Going the GARP way | Value Research "Growth at Reasonable Prices (GARP) is the predominant investment strategy employed by the fund," says Pradeep Gokhale of Tata Large Cap Fund
Fund Manager's View

Going the GARP way

"Growth at Reasonable Prices (GARP) is the predominant investment strategy employed by the fund," says Pradeep Gokhale of Tata Large Cap Fund

Our Q & A session with Pradeep Gokhale, fund manager, Tata Large Cap Fund

Going the GARP way

What is the investment strategy of your fund? (Including internal rules on investment universe, capitalization orientation and maximum cash allocation)
The Tata Large Cap Fund focuses only on large cap stocks. We define large cap stocks as top 125 stocks by market capitalization. We do not invest mid cap stocks in this fund. Within this investment universe, the fund focuses on stocks with good earnings growth and good capital efficiency. Growth at Reasonable Prices (GARP) is the predominant investment strategy employed by the fund. We believe Indian economy offers significant growth opportunities and companies that grow well can give good rewards to investors. Investment in companies that combine growth and capital efficiency ensures that the rewards of growth accrue to existing investors as such companies do not dilute equity frequently.

What are the essential attributes for the stocks to be in our portfolio?
We believe the investible universe can be divided into two broad sets:
Higher quality set of businesses - companies that have compounding characteristics, good governance, better management quality, innate strengths in their business areas and superior capital efficiency.

Tactical opportunity set - businesses having a basic standard of quality, which may make a good purchase at a certain valuation. This is the other set of companies that we track for trading gains.
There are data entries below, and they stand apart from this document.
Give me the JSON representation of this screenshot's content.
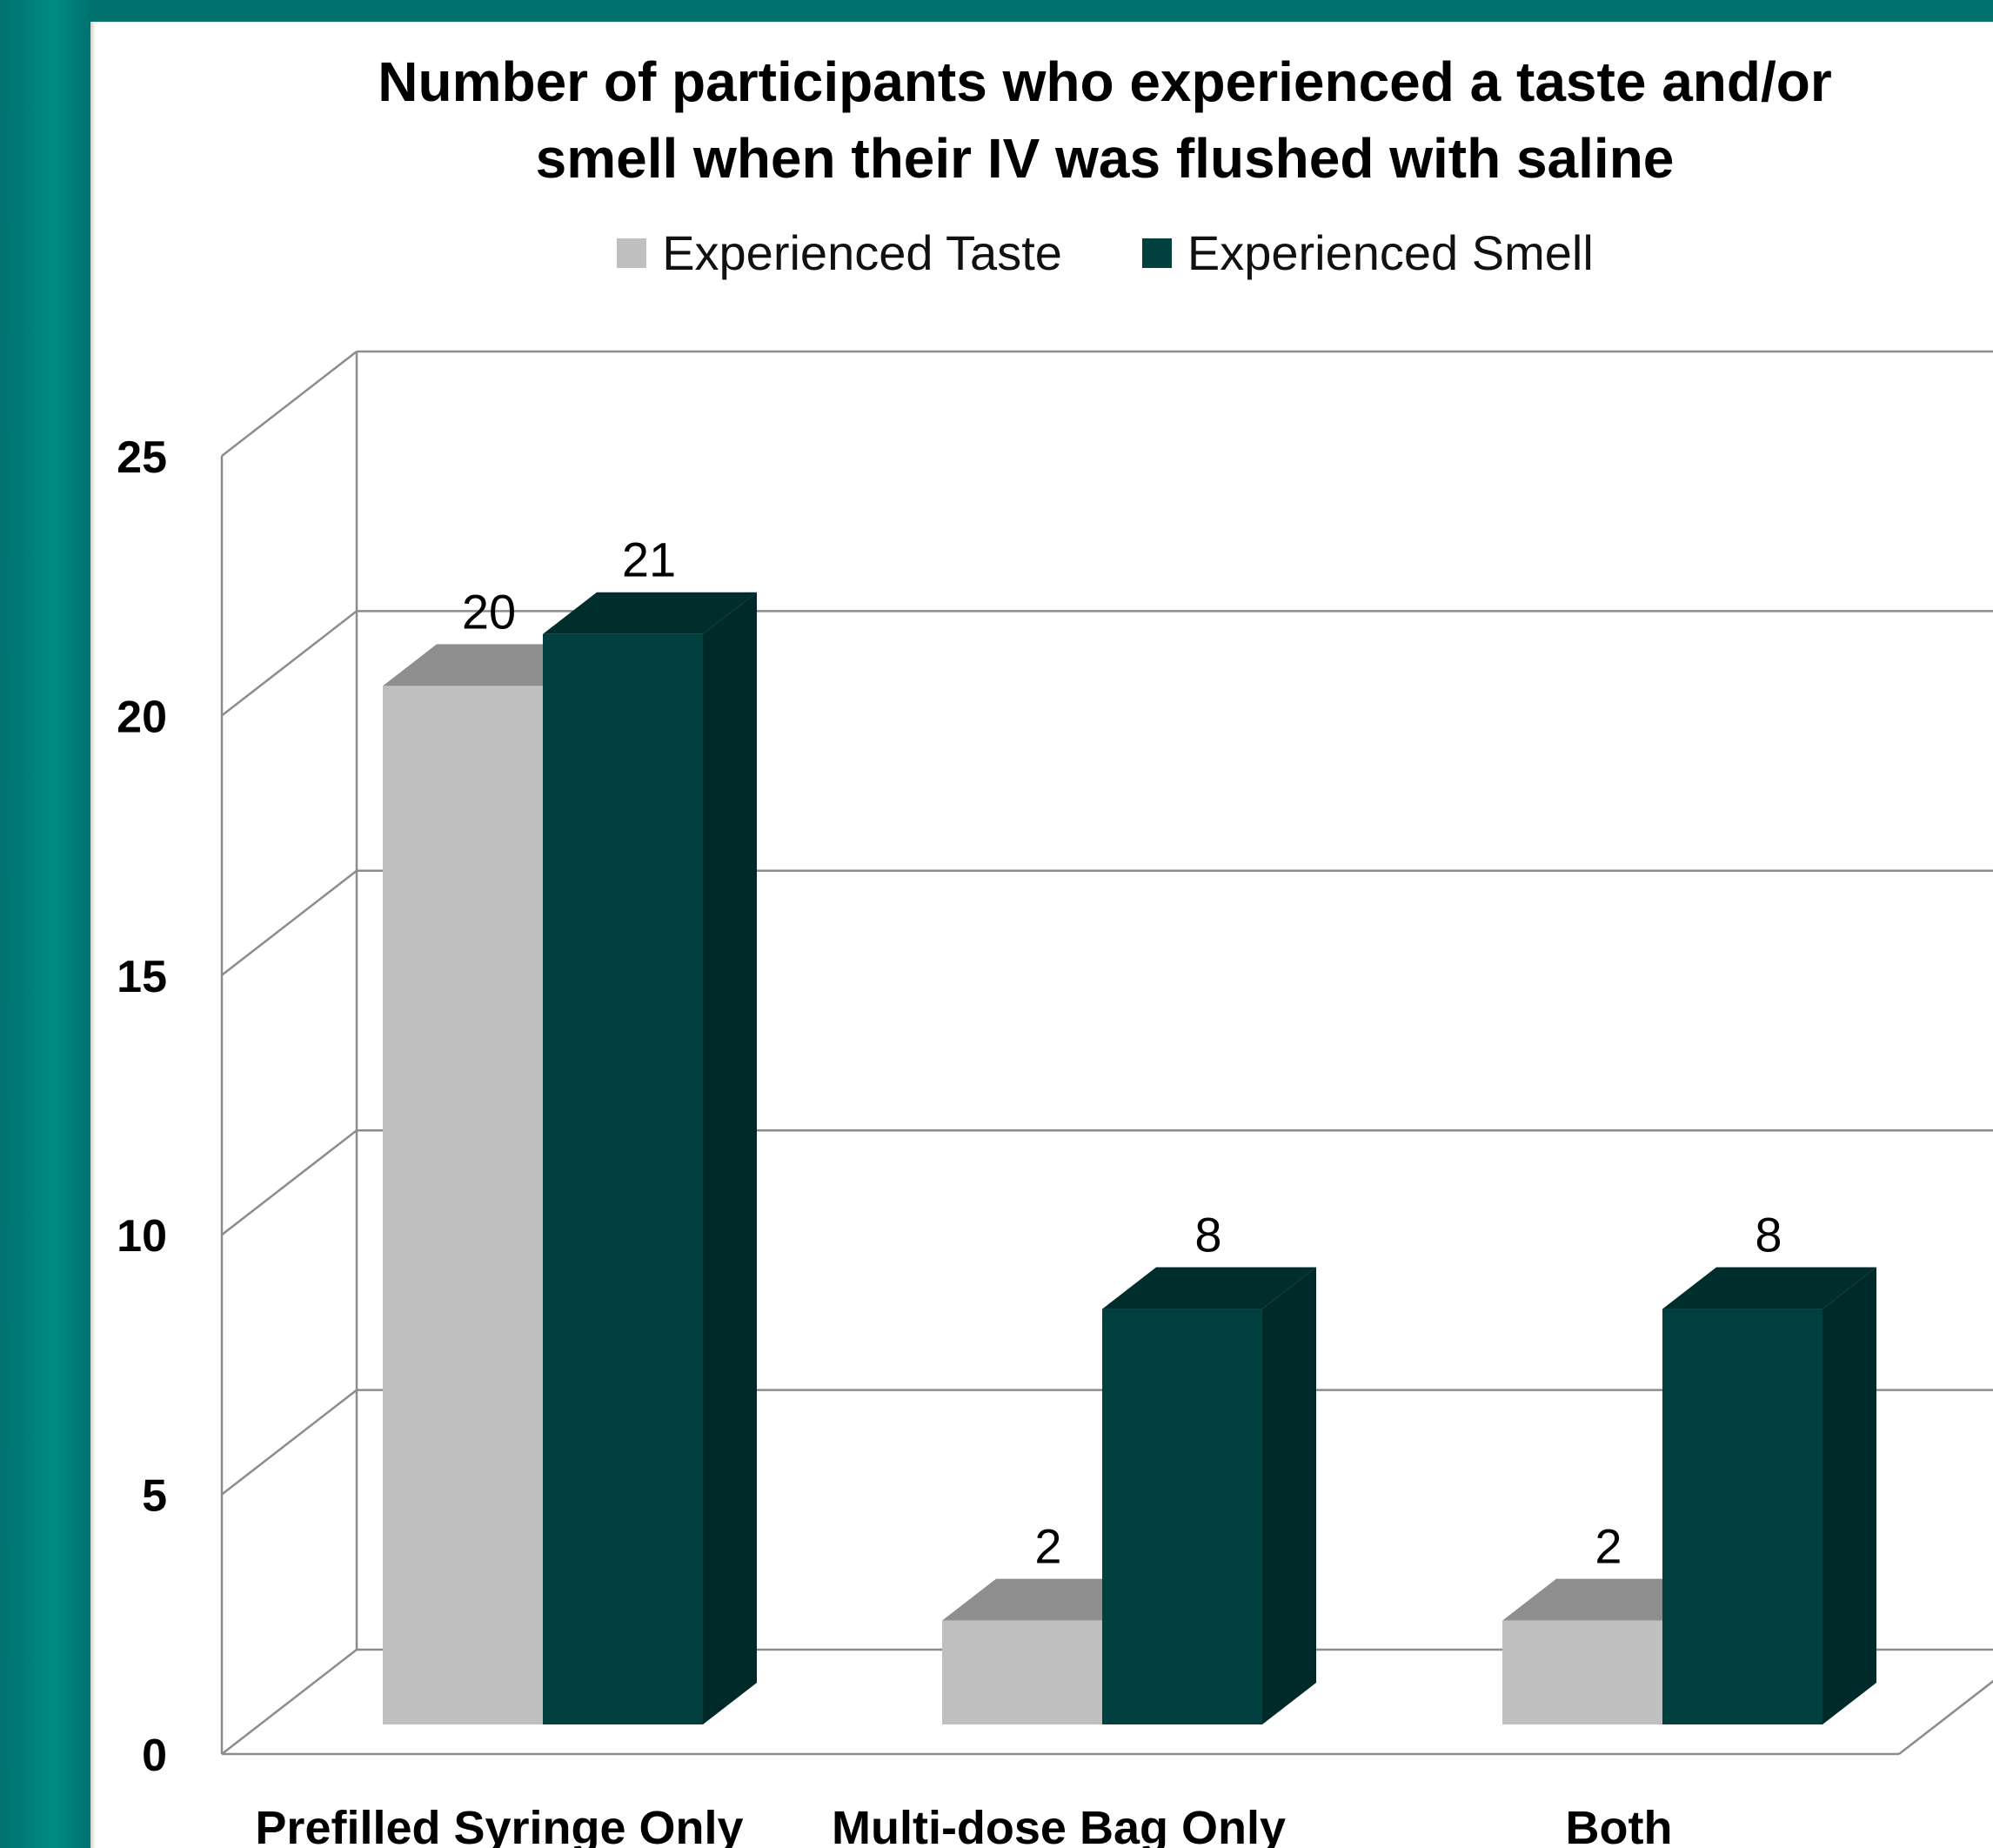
{
  "colors": {
    "frame": "#00716f",
    "taste": "#bfbfbf",
    "smell": "#00403f",
    "gridline": "#8c8c8c"
  },
  "chart_data": {
    "type": "bar",
    "title": "Number of participants who experienced a taste and/or smell when their IV was flushed with saline",
    "title_lines": [
      "Number of participants who experienced a taste and/or",
      "smell when their IV was flushed with saline"
    ],
    "categories": [
      "Prefilled Syringe Only",
      "Multi-dose Bag Only",
      "Both"
    ],
    "series": [
      {
        "name": "Experienced Taste",
        "values": [
          20,
          2,
          2
        ]
      },
      {
        "name": "Experienced Smell",
        "values": [
          21,
          8,
          8
        ]
      }
    ],
    "ylim": [
      0,
      25
    ],
    "yticks": [
      0,
      5,
      10,
      15,
      20,
      25
    ],
    "grid": true,
    "legend_position": "top",
    "style": "3d-clustered-column",
    "data_labels": true
  }
}
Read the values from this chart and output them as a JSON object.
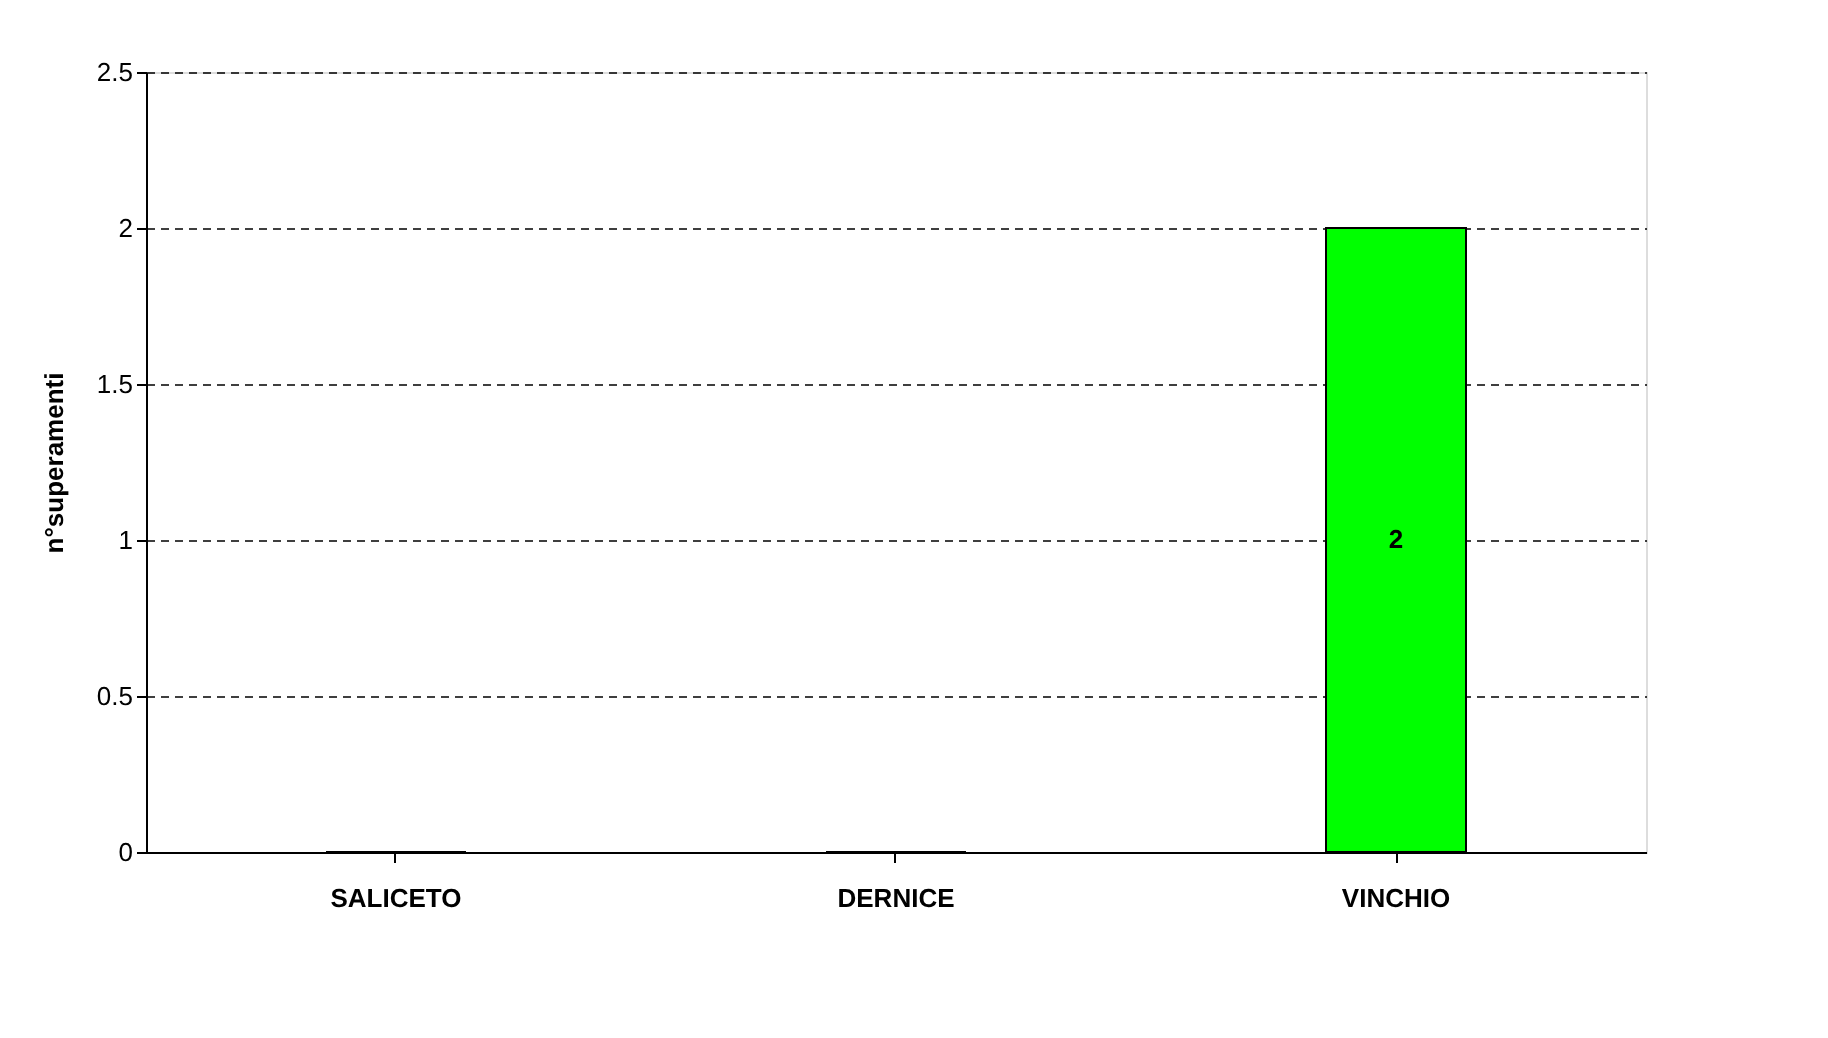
{
  "chart_data": {
    "type": "bar",
    "ylabel": "n°superamenti",
    "categories": [
      "SALICETO",
      "DERNICE",
      "VINCHIO"
    ],
    "values": [
      0,
      0,
      2
    ],
    "value_labels": [
      null,
      null,
      "2"
    ],
    "color": "#00ff00",
    "ylim": [
      0,
      2.5
    ],
    "yticks": [
      0,
      0.5,
      1,
      1.5,
      2,
      2.5
    ],
    "grid": "y"
  }
}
Within these two sets, our bias is towards companies in the first set. I prefer businesses-

  • With high entry barriers or businesses that have innate strengths that are difficult to replicate for competition
  • Which are scalable and have secular growth opportunities
  • With high capital efficiencies, which is a sign that management makes rational capital allocation decisions

We do buy stocks from the second set as a tactical play, when we feel valuations are in our favour and there could be some catalysts present which could cause the valuations to be rerated. However, such stocks do not form a large portion of the portfolio.

What kind of stocks never enter your portfolio?
There is a saying 'never say never' and this is true in the investment business also where there are examples of companies staging smart turnarounds from the brink of bankruptcy. That apart, generally I try to avoid businesses with low entry barriers or where the level of value addition by managements is low, companies with high debt levels and history of capital misallocation.

What will you attribute the relatively consistent performance of your fund in recent years?
I have stuck to my investment philosophy and style mentioned above and tried to have a disciplined approach through the bull and bear phases of the market. My portfolios have been biased towards growth and quality. This is reflected in the consistent and superior risk adjusted performance. My overweights in auto, cement, select industrials and pharma stocks worked in my favour. Also, consistent underweight positions in global commodities and corporate banks through the last three years helped reduce the volatility in my portfolio.

Any tactical miss you regret (not having, or not having enough or holding something) in your portfolio?
During the recent market panic in January-February 2016, I added to my holdings in some of the beaten down auto and corporate banking names. However, I should have added more weight to these names as during that period valuations were very attractive in that space.